P.S. The more I look at the graph above, the more it seems inappropriate for parallel coordinates. The adjacent pairs of variables all seem to be exactly linearly related to each other. The resulting graph is dramatic but contains almost no information.
Aleks and Antony: I suspect that interactivity is great, but I'd still like good defaults, such as automated ordering, scaling, and signing of variables. Otherwise you're wasting your time doing these things interactively by hand that could've already been done automatically. Again, this is a general EDA principle, to look for patterns _after_ the basic operations have been done.
Hadley: isn't a time series plot a special case of parallel coordinates?
@Hadley: You're right. I'd forgotten that I hadn't included any parallel coordinate plots by event, just parallel boxplots.
The differences between parallel coordinate plots and time series plots are twofold; firstly, you can investigate distributions at particular time points (by switching to the boxplot view); secondly, parallel coordinate plots can't deal with time series collected at different sets of time points.
@Andrew: Good defaults are valuable, but should not be overrated. It is unrealistic to think that any default can be highly informative for the complex structures of multivariate continuous data. (After all, even the defaults for simple histograms are usually not very good.)
Leaving display definitions to software can be a copout. You have more knowledge of the data than the software and Incorporating your background knowledge of the dataset is important. For instance, with the decathlon data it makes sense to initially plot the events in order of competition. If I leave the ordering of ten variables to the software I have to spend time working out which variable is where and why.
Interaction does not mean clicking through routine commands, it means taking a series of context-dependent decisions to gain more information from the data. The user is in control, not the software. It also means looking at a large number of plots, not just one. Of course, my opinion is influenced by using fast and flexible interactive graphics software. If I had to write a line of code for each static display I'd have another opinion. Working with good interactive graphics software is different, you should try it.
An important principle of EDA is to look at the raw data (ideally be present when the data are collected). I would be wary of claiming that there are any "basic operations" that should be carried out without checking.
@antony: Inselberg has shown a tool ParallAX that does include very many interactive features. I have not, however, seen the alpha-blending that allows one to "see behind" when lots of lines overlap.
A remark on Hadley's comment. The picture is ripe with information. The points (one at infinity) represent the 9 linear relations between XI and X(I+1) which collectively specify a line in 10-D. This is an example of how in ||-coords relational information is concentrated into a patterns which here are the 9 points.
Parallel coordinates is a multidimensional coordinate system rather than a "plot".

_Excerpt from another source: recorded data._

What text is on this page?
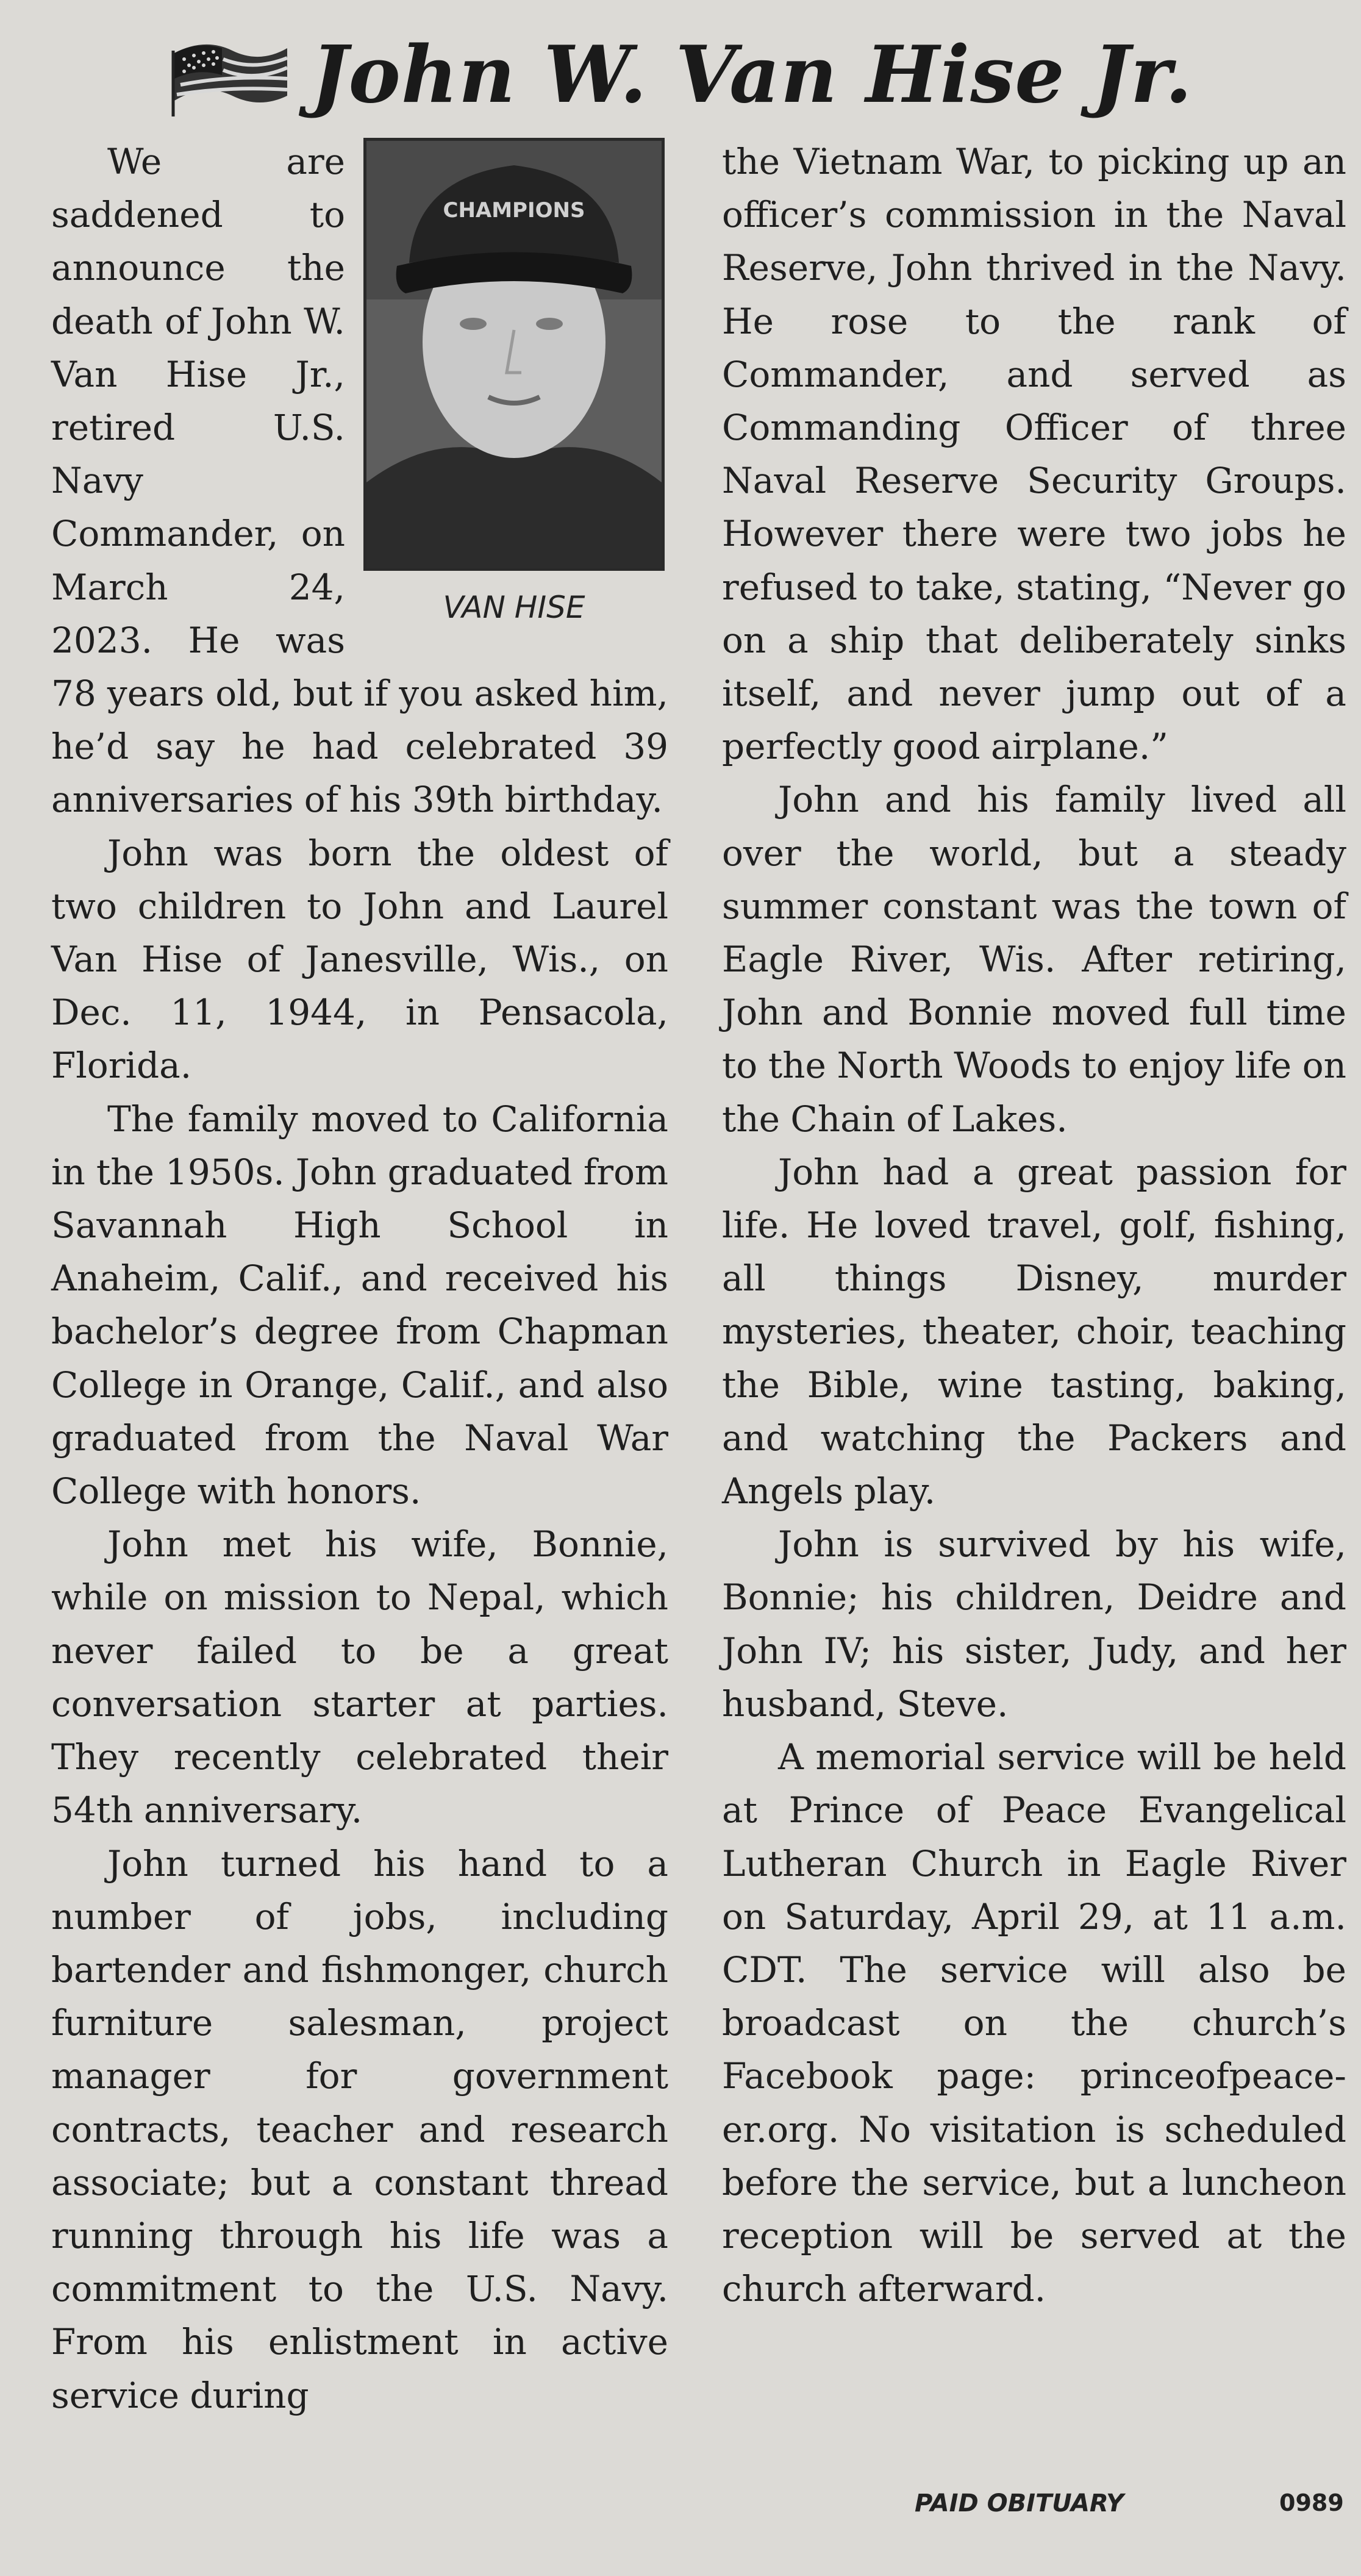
John W. Van Hise Jr.
CHAMPIONS
VAN HISE

We are saddened to announce the death of John W. Van Hise Jr., retired U.S. Navy Commander, on March 24, 2023. He was 78 years old, but if you asked him, he’d say he had celebrated 39 anniversaries of his 39th birthday.

John was born the oldest of two children to John and Laurel Van Hise of Janesville, Wis., on Dec. 11, 1944, in Pensacola, Florida.

The family moved to California in the 1950s. John graduated from Savannah High School in Anaheim, Calif., and received his bachelor’s degree from Chapman College in Orange, Calif., and also graduated from the Naval War College with honors.

John met his wife, Bonnie, while on mission to Nepal, which never failed to be a great conversation starter at parties. They recently celebrated their 54th anniversary.

John turned his hand to a number of jobs, including bartender and fishmonger, church furniture salesman, project manager for government contracts, teacher and research associate; but a constant thread running through his life was a commitment to the U.S. Navy. From his enlistment in active service during

the Vietnam War, to picking up an officer’s commission in the Naval Reserve, John thrived in the Navy. He rose to the rank of Commander, and served as Commanding Officer of three Naval Reserve Security Groups. However there were two jobs he refused to take, stating, “Never go on a ship that deliberately sinks itself, and never jump out of a perfectly good airplane.”

John and his family lived all over the world, but a steady summer constant was the town of Eagle River, Wis. After retiring, John and Bonnie moved full time to the North Woods to enjoy life on the Chain of Lakes.

John had a great passion for life. He loved travel, golf, fishing, all things Disney, murder mysteries, theater, choir, teaching the Bible, wine tasting, baking, and watching the Packers and Angels play.

John is survived by his wife, Bonnie; his children, Deidre and John IV; his sister, Judy, and her husband, Steve.

A memorial service will be held at Prince of Peace Evangelical Lutheran Church in Eagle River on Saturday, April 29, at 11 a.m. CDT. The service will also be broadcast on the church’s Facebook page: princeofpeace-er.org. No visitation is scheduled before the service, but a luncheon reception will be served at the church afterward.

PAID OBITUARY	0989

See the most recent patterns representing Convex surfaces in ANY dimension, Moebius strip and much more
Enjoy
Al
Delighted to read the comments. The display above shows points on a line in 10-D hence the X1 ... X10. It is about 30 years old and much has happened since. Parallel coordinates is a multidimensional coordinate system and not a "plot" like pie-charts, bar-charts etc. The intent since its inception in 1959 is to concentrate relational information into patterns. Above for example there are 9 intersection points (one at infinity) which completely specify the line. Please see my website www.math.tau.ac.il/~aiisreal and the tutorials. Also there are several recent papers
(including one in LNCS 4647 Springer Sept. 2007) and my textbook to be released by Springer in the near future with the more recent results.
The remarks made are still very close to the
definition of ||-coords which is almost 50 years now. Still I will be happy to respond to any queries.